Like the Helping situation. If Kid A wants to sweep, then Kid B wants to sweep. If Kid B wants to clear the table, then Kid A wants to clear the table. Which leaves you with sulking Kid C, who claims he’s always left with the nerdiest jobs.

And when Kid C’s shoes go flying through the air during his outburst, you wonder what the practical application is. Do you quietly collect his shoes and place them near his bed? Or do you choose option B and let him deal with the natural consequence of a missing shoe during tomorrow’s morning mayhem. These calculations don’t have that clear cut A +B = C formula. You’re left confused.

Is reminding your kids seven times to do their homework making them more responsible? Are you supposed to collect your kids’ laundry from all over the house, if you’ve repeatedly told them that laundry in the hamper is what gets washed? Do you buy a Rubik’s Cube for your daughter because everyone in her class has one? You don’t even know where all these mental computations come from, but you know they need to be solved… or else.

The day doesn’t get easier, with the tantrums that continue on and on and on, sort of like pi. “Can it please quiet down here?” you plead. But of course not.

You’d think you could handle all these formulas; you went to school, seminary… you’re an adult! But you need to recalculate on a daily basis, and you wonder if those mathematicians were ever mothers.

Take mothers who deal with morning madness. Your two-year-old yanks at your skirt for a bottle, your five-year-old wants a hardboiled egg, and your nine-year-old is searching for the aforementioned missing shoe. Now, which kid gets put into parentheses, which kid gets your absolute attention, and why isn’t dear Aunt Sally there to help you?

Then there are always the greater and less than issues. Kid A got more ice cream, Kid B got more sprinkles. They take their cones and stand them up, side by side. They squint and measure and calculate. There’s bickering and yelling until one ice cream inevitably tips and falls and then there’s tears and promises, and ice cream dripping all over the mopped floor. You feel like you’re flunking math again.

But occasionally, you actually do get the answer right.

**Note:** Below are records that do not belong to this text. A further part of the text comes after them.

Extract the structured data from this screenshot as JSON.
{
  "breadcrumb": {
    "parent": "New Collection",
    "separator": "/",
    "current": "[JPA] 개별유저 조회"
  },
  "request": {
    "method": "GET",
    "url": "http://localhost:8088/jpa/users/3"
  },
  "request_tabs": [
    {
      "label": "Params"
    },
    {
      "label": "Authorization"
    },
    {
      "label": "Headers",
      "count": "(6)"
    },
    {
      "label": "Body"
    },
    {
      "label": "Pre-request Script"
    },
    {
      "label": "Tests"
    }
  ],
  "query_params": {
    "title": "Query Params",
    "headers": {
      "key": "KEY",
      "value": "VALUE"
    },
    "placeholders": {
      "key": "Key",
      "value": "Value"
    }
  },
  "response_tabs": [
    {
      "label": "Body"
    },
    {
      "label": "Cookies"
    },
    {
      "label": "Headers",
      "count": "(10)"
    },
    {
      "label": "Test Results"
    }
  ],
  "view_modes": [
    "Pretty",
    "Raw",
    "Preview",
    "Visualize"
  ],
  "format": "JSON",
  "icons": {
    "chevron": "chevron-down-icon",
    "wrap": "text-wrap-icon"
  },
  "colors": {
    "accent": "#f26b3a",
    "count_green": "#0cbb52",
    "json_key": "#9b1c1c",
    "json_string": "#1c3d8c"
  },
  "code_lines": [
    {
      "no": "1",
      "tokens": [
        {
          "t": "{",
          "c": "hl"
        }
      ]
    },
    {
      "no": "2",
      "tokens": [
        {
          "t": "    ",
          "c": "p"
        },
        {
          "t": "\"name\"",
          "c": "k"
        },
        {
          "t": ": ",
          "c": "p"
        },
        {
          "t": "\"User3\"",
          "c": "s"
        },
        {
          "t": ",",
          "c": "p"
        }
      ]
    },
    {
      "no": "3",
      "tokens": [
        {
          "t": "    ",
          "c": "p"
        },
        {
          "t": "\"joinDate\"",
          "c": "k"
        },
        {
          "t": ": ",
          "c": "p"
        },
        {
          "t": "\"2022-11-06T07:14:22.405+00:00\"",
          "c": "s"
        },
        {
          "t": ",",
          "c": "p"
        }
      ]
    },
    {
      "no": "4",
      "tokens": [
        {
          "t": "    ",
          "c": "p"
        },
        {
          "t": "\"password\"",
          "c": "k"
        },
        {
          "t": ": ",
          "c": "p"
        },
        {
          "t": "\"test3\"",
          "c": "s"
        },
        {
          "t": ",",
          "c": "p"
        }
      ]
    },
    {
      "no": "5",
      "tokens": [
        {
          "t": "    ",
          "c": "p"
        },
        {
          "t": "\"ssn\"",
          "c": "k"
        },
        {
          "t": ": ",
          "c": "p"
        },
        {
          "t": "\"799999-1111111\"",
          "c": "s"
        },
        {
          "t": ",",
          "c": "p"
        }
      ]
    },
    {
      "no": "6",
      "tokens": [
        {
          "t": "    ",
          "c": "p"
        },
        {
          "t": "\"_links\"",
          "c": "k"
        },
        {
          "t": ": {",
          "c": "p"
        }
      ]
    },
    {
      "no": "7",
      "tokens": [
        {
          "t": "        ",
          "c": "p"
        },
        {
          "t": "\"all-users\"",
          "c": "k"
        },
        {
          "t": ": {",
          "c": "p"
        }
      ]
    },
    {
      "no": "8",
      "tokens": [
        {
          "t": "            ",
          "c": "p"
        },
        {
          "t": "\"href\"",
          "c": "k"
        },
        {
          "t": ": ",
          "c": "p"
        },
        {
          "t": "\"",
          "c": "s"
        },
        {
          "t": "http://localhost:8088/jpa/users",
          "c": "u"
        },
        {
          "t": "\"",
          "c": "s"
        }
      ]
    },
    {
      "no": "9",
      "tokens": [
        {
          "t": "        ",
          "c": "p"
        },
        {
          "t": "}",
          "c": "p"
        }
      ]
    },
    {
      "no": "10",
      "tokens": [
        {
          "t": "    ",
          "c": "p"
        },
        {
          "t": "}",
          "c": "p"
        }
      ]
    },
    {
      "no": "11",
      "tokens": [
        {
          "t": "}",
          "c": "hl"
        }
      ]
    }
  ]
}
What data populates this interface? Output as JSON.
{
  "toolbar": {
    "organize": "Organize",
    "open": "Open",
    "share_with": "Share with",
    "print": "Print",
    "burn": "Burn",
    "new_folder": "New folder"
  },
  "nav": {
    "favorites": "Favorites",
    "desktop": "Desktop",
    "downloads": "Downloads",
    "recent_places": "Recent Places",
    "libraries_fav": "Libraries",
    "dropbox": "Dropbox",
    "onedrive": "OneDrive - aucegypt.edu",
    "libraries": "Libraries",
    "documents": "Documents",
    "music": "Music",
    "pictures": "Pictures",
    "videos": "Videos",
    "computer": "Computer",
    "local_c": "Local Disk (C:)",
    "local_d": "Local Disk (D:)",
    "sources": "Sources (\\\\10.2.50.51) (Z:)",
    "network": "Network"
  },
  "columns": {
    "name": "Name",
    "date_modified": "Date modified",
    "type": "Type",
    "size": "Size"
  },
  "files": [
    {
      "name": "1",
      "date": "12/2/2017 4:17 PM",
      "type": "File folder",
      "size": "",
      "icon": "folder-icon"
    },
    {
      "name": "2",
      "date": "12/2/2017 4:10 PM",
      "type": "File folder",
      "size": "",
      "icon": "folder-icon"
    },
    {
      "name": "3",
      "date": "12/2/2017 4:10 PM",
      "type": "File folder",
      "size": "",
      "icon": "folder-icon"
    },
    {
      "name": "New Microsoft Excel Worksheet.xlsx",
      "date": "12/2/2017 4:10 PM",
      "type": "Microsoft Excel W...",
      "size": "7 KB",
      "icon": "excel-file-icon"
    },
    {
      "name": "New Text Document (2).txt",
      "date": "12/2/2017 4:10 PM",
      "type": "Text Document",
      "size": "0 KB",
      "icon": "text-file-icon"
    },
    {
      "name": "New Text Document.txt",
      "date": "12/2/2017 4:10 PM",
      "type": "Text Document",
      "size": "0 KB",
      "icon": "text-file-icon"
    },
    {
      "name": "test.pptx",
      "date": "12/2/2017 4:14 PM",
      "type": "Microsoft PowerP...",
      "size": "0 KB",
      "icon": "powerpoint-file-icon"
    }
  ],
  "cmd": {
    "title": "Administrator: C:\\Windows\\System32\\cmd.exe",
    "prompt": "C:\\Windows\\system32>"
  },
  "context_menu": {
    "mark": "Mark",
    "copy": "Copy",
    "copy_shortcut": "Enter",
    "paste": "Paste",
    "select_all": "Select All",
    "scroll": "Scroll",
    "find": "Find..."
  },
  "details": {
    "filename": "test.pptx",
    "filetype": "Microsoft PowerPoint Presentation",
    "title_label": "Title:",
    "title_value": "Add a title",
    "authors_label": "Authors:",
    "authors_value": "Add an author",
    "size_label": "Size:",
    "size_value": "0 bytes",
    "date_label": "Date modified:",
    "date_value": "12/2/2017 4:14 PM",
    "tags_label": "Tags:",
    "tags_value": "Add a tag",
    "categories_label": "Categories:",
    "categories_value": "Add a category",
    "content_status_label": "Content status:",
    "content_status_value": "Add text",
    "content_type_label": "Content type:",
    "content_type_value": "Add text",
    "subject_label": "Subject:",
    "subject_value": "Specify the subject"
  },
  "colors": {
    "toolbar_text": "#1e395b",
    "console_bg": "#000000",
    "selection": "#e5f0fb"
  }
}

Like the bedtime scenario: When 11-year-old was nine years old she went to sleep at eight thirty, but now that nine-year-old is nine years old, why is her bedtime eight forty-five? You never were good at common denominators, and as your blood pressure continues to rise, you decide to do some active listening. Blessedly enough, after a two-minute rant, 11-year-old scampers off and gets ready for bed.

Or the Fruit Roll-Ups Situation.  How is it that you only see eight packets of Fruit Roll-Ups when the box comes with ten rolls? Clarity comes in the form of crumpled wrappers sticking out from under your son’s pillow. You cleverly resolve not to say a word. Instead, you collect all candy from the pantry and hide it deep in your bedroom closet, together with your secret stash of chocolate.

You are supermom; your daughter’s math homework can’t make you lose your cool. Now when your daughter gets flustered and throws a crumpled math sheet across the dining room, you commiserate with her, fix her a milkshake, and tell her that she only has to try her best. Math is complicated. Trying is what counts.